- Cover art
- Developer: Tecmo
- Publisher: Tecmo
- Platform: Nintendo Entertainment System
- Release: NA: January 1989;
- Genre: Sports
- Modes: Single-player, multiplayer

= Tecmo Baseball =

1989 baseball video game

Tecmo Baseball is a baseball video game developed by Tecmo for the Nintendo Entertainment System. It was released in January 1989 exclusively for the North American market.

==Summary==
There are three modes in the game; one-player, two-player, and watch (zero-player).
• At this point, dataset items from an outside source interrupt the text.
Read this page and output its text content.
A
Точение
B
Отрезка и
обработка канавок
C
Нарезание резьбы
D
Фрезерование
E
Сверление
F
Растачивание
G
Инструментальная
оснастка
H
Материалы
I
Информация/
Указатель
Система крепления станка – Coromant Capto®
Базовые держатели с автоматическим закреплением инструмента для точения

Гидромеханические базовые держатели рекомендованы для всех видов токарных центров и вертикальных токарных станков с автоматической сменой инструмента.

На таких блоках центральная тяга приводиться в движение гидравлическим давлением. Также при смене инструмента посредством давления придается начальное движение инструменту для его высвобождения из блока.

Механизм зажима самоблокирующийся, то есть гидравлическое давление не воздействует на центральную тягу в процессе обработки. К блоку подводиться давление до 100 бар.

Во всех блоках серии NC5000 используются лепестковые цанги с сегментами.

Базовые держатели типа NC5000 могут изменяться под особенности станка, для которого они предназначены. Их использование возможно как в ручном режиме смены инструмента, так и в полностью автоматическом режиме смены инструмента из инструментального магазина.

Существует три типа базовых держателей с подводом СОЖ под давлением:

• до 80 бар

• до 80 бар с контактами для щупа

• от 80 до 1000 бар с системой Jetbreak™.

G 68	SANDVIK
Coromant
In addition to games between teams, there is also an all-star game with the best players in the game.

The game features a National division (comparable to the National League) and an American division (comparable to the American League, although both divisions only include seven teams each. The National teams are: St. Louis, San Francisco, New York, Cincinnati, Los Angeles, Atlanta and Chicago. The American division teams are: Minnesota, Detroit, Milwaukee, New York, Boston, California, and Texas.

All the players on the teams have names and statistics similar to those of real Major League ballplayers. For example, a player on the Detroit team was named Arex but his statistics were those of Alan Trammell of the Detroit Tigers in 1987. The best teams in the game are St. Louis and Minnesota, the two teams that played each other in the 1987 World Series.

==Reception==
Computer Entertainer scored the game 7 out of 8 stars.